A couple years later I was serving on the student leadership team in our youth group, and the Lord began to light the kindling of my soul for ministry. In God’s providence I attended The Master’s College—where I met my wife—and got a degree in Computer Science. After graduation and marriage, we planned to work for about 10 years before pursuing seminary. But just over a year into that plan the Lord brought a TMS grad to work at Logos Bible Software, where I worked. He dangled the carrot of seminary in front of me and rather easily convinced me to apply right away.

Our original 10 year postponement plan was based purely on financial concerns. Through the selling of the home, my job at Grace to You, and the support of family and strangers, the Lord took care of those concerns.

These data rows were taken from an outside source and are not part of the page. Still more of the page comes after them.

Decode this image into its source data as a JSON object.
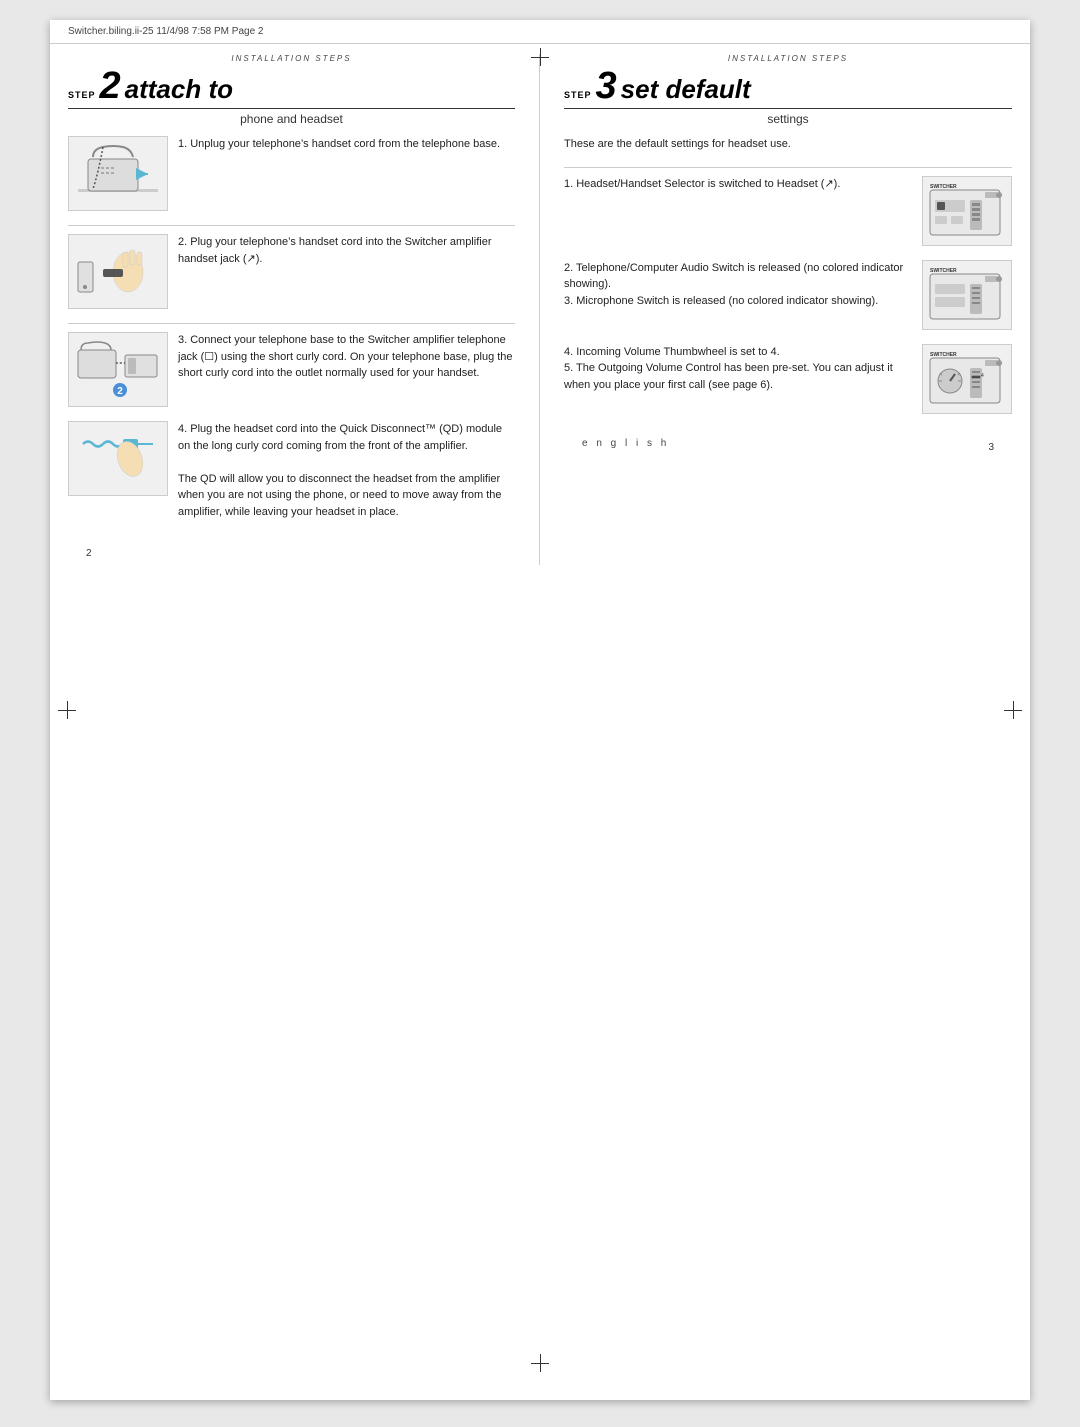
{
  "header": {
    "left_text": "Switcher.biling.ii-25   11/4/98  7:58 PM   Page 2"
  },
  "left_column": {
    "section_label": "INSTALLATION STEPS",
    "step_number": "2",
    "step_text": "attach to",
    "step_subtitle": "phone and headset",
    "instructions": [
      {
        "id": 1,
        "has_image": true,
        "image_type": "phone_on_desk",
        "text": "1. Unplug your telephone’s handset cord from the telephone base."
      },
      {
        "id": 2,
        "has_image": true,
        "image_type": "plugging_cord",
        "text": "2. Plug your telephone’s handset cord into the Switcher amplifier handset jack (↗)."
      },
      {
        "id": 3,
        "has_image": true,
        "image_type": "phone_with_device",
        "text": "3. Connect your telephone base to the Switcher amplifier telephone jack (☐) using the short curly cord. On your telephone base, plug the short curly cord into the outlet normally used for your handset."
      },
      {
        "id": 4,
        "has_image": true,
        "image_type": "headset_cord",
        "text": "4. Plug the headset cord into the Quick Disconnect™ (QD) module on the long curly cord coming from the front of the amplifier.\n\nThe QD will allow you to disconnect the headset from the amplifier when you are not using the phone, or need to move away from the amplifier, while leaving your headset in place."
      }
    ],
    "page_number": "2"
  },
  "right_column": {
    "section_label": "INSTALLATION STEPS",
    "step_number": "3",
    "step_text": "set default",
    "step_subtitle": "settings",
    "intro_text": "These are the default settings for headset use.",
    "instructions": [
      {
        "id": 1,
        "has_image": true,
        "image_type": "device_top",
        "text": "1. Headset/Handset Selector is switched to Headset (↗)."
      },
      {
        "id": 2,
        "has_image": true,
        "image_type": "device_middle",
        "text": "2. Telephone/Computer Audio Switch is released (no colored indicator showing).\n3. Microphone Switch is released (no colored indicator showing)."
      },
      {
        "id": 4,
        "has_image": true,
        "image_type": "device_bottom",
        "text": "4. Incoming Volume Thumbwheel is set to 4.\n5. The Outgoing Volume Control has been pre-set. You can adjust it when you place your first call (see page 6)."
      }
    ],
    "page_number": "3",
    "english_label": "e n g l i s h"
  }
}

If you’re waiting, like I was, to have all your ducks in a row before starting seminary, know that God wrote the book on duck organizing.

If you’re wondering how I chose to attend The Master’s Seminary as opposed to going somewhere else, let me just say this: there was no other choice. And after four years of being here, the saying is trustworthy and deserving of full acceptance: there is still no other choice.

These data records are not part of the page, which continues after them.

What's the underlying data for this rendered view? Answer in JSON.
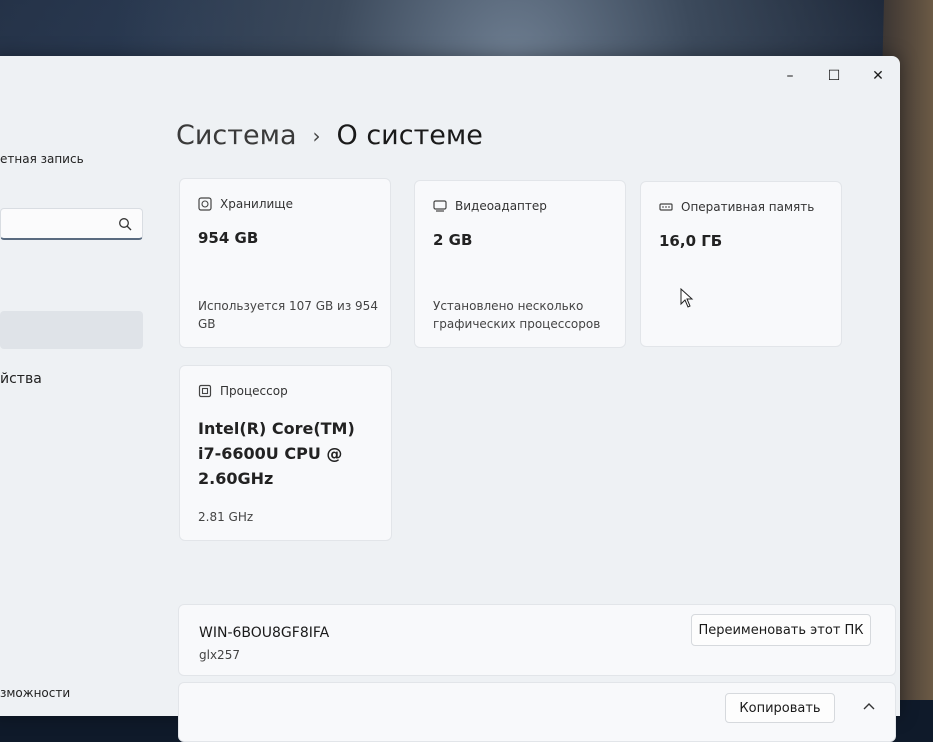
{
  "sidebar": {
    "account_label": "етная запись",
    "search_placeholder": "",
    "item_partial": "йства",
    "item_bottom_partial": "зможности"
  },
  "breadcrumb": {
    "parent": "Система",
    "current": "О системе"
  },
  "storage": {
    "label": "Хранилище",
    "value": "954 GB",
    "usage_line1": "Используется 107 GB из 954",
    "usage_line2": "GB"
  },
  "gpu": {
    "label": "Видеоадаптер",
    "value": "2 GB",
    "note_line1": "Установлено несколько",
    "note_line2": "графических процессоров"
  },
  "ram": {
    "label": "Оперативная память",
    "value": "16,0 ГБ"
  },
  "cpu": {
    "label": "Процессор",
    "name_line1": "Intel(R) Core(TM)",
    "name_line2": "i7-6600U CPU @",
    "name_line3": "2.60GHz",
    "speed": "2.81 GHz"
  },
  "device": {
    "name": "WIN-6BOU8GF8IFA",
    "model": "glx257",
    "rename_label": "Переименовать этот ПК",
    "copy_label": "Копировать"
  },
  "window_controls": {
    "minimize": "–",
    "maximize": "☐",
    "close": "✕"
  }
}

The greatest lesson I learned during seminary would have to be this: the gospel. Early on in seminary my heart was drawn to Colossians 2:13-14, “And you, who were dead in your trespasses and the uncircumcision of your flesh, God made alive together with him, having forgiven us all our trespasses, by canceling the record of debt that stood against us with its legal demands. This he set aside, nailing it to the cross.” For nearly four years this text has raptured my heart. Through this text the Lord has deepened by understanding of the depravity of my own soul—both before and after conversion. Through this text the Lord has deepened my understanding of regeneration—what it means to be made alive with Christ. Through this text the Lord has deepened my understanding of forgiveness and its implications. And through this text the Lord has deepened my understanding of the cross. My time in seminary and Grace Church has given me a deep love and affection for the gospel.

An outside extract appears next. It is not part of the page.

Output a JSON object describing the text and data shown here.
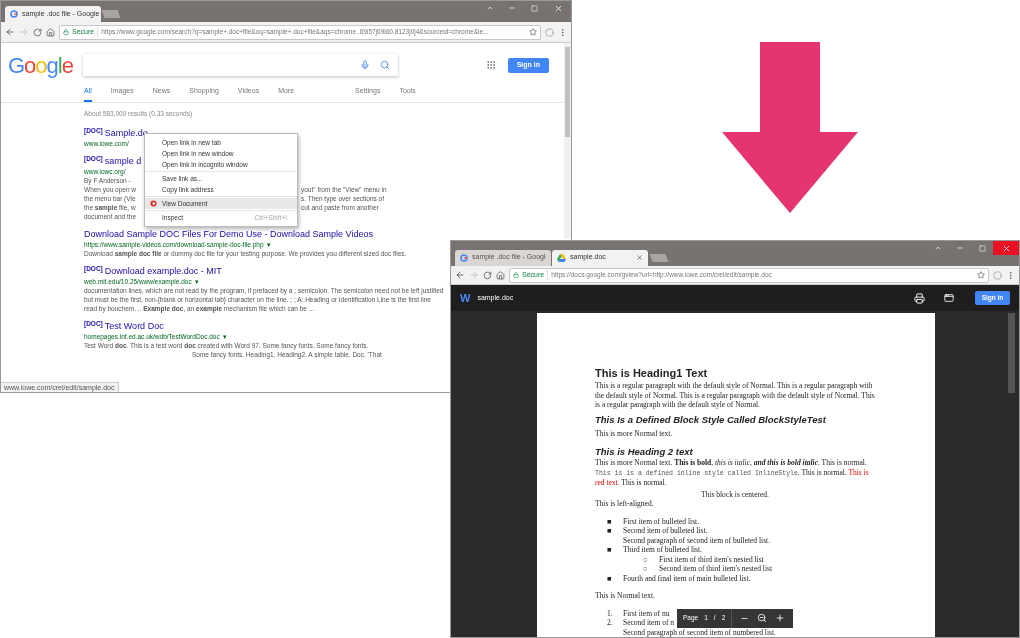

The second greatest passion the Lord has providentially worked into my heart is biblical counseling. For over a year I’ve had the privilege of serving as a counselor in the counseling department at the college. That experience has deepened my confidence in the sufficiency of Scripture, the power of God, and the joy—and yes, sometimes heartache—of shepherding. Men, people don’t need your pithy advice. They need God’s Word. A woman called me once, and through her tears she said, “I’m pregnant, but I don’t want to tell my husband because I don’t know how he will react.” In that moment, I got angry. Not at her or her husband. But at their pastors who effectively refused to shepherd them. Don’t be one of those pastors who are too busy running programs that you can’t shepherd the people. I thank God that He has given me the opportunity to learn at an institution which has as its motto, “We train men as if lives depended on it.” Within the providence and sovereignty of God, lives do depend on it.

Finally, I would be a fool if I did not express publically my unsurpassing gratefulness to the Lord for my wife and children. My wife has put up with a lot the last four years. She has done so with grace, patience, and support. My children also have been remarkably understanding and patient. God has been too good to me.

As for future plans, I’m candidating for the pastoral position at Sudden Valley Community Church in Bellingham, WA. If the Lord doesn’t open that door we’re content to continue the Master of Biblical Counseling program, which I’ve already started, until such a time as the Lord sees fit to entrust me with full time ministry.